Pollard menjanjikan akan lebih banyak lagi dosis yang diproduksi untuk didistribusikan ke seluruh dunia.
Jumlah pengidap tanpa gejala yang mendapat vaksin ini juga berkurang drastis.
Lebih Murah
Vaksin Oxford diberi label harga £ 3 (Rp 57.000), jauh lebih murah dibandingkan vaksin buatan Pfizer (sekitar £ 15/Rp 284.000) atau Moderna (£ 25/Rp 477.000).
Teknologi Oxford juga lebih mapan karena sudah puluhan tahun terlibat dalam proyek vaksin yang terbukti keampuhannya di dunia dan bisa dengan mudah diproduksi massal.
AstraZeneca sebelumnya mengatakan akan ikut dalam proyek nirlaba untuk distribusi vaksin.
Vaksin Oxford juga punya kelebihan penting karena hanya butuh suhu kulkas rumahan untuk menyimpannya, tidak seperti vaksin Pfizer/BioNTech dan Moderna yang menuntut suhu jauh lebih rendah.
Artinya, vaksin Oxford jauh lebih mudah didistribusikan ke seluruh pelosok dunia.
Di Inggris, sudah ada 4 juta dosis vaksin Oxford yang siap dibagikan. Namun, hal itu belum bisa dilakukan sebelum ada persetujuan dari pihak regulator yang akan mengecek ulang keamanan, keefektifan, dan standar produksi vaksin ini. Proses tersebut akan mulai bergulir beberapa pekan mendatang.
Inggris tengah mempersiapkan diri untuk vaksinasi massal di mana kaum manula dan staf medis akan mendapat giliran pertama.
Bagaimana Cara Kerja Vaksin Oxford?
Ternyata berbeda sama sekali dengan vaksin Pfizer dan Moderna, yang menginjeksi bagian dari kode genetik virus corona ke tubuh pasien.
Vaksin Oxford menggunakan rekayasa genetik virus flu yang sering menginfeksi simpanse.

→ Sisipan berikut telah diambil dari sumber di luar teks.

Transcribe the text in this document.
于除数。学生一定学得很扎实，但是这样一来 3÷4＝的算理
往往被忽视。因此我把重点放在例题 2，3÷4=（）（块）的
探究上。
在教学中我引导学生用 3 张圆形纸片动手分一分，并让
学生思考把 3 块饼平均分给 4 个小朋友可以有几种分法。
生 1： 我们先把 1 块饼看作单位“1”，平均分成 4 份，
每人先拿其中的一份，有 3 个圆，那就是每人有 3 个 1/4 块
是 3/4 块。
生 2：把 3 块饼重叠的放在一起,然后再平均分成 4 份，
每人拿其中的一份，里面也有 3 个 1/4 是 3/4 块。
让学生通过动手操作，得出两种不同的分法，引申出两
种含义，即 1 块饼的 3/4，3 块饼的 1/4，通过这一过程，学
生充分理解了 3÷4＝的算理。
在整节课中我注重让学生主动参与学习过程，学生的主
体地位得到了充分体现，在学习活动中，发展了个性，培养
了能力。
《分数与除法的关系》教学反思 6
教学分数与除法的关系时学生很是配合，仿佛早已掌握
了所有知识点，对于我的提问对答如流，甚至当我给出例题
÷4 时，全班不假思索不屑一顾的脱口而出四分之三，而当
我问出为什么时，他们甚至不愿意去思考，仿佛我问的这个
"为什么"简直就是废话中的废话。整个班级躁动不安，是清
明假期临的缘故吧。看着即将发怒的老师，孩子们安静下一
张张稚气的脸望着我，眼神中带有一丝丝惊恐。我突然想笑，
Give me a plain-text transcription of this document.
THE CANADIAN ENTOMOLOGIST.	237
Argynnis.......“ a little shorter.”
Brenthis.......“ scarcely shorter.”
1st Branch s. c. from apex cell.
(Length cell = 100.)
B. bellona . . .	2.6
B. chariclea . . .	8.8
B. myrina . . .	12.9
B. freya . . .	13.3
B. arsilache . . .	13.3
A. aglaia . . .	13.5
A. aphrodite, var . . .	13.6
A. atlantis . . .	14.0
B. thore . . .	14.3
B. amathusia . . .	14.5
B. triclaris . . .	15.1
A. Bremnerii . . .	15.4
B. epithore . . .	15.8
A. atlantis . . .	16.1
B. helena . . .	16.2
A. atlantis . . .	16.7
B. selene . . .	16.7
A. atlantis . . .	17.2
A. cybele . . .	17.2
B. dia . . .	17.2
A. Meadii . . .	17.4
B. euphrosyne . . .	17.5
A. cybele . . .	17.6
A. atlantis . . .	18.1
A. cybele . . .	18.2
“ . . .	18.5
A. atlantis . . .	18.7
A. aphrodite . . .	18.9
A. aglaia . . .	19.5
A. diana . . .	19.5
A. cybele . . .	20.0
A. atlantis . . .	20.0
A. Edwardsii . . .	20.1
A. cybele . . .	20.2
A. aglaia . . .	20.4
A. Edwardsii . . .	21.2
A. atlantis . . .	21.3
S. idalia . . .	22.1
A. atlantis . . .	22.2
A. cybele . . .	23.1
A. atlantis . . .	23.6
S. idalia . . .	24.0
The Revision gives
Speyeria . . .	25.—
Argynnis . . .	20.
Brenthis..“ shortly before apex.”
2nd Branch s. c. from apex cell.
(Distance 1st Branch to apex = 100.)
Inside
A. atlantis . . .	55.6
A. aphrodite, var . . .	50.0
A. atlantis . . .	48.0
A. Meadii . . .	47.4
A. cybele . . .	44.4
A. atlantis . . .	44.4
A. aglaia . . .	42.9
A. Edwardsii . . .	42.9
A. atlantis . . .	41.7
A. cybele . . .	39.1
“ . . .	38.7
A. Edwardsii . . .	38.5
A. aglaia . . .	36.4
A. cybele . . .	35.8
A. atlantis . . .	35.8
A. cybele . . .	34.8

Genetik virus ini diubah untuk mencegah infeksi pada manusia tetapi dia membawa cetak biru dari pucuk protein virus corona.
Begitu cetak biru ini masuk tubuh, dia akan mulai memproduksi pucuk protein virus corona, sehingga memicu sistem kekebalan tubuh untuk bereaksi dan berusaha mengalahkannya.
Jadi, ketika virus corona yang asli menginfeksi, sistem kekebalan tubuh pasien sudah tahu bagaimana cara menghadapinya.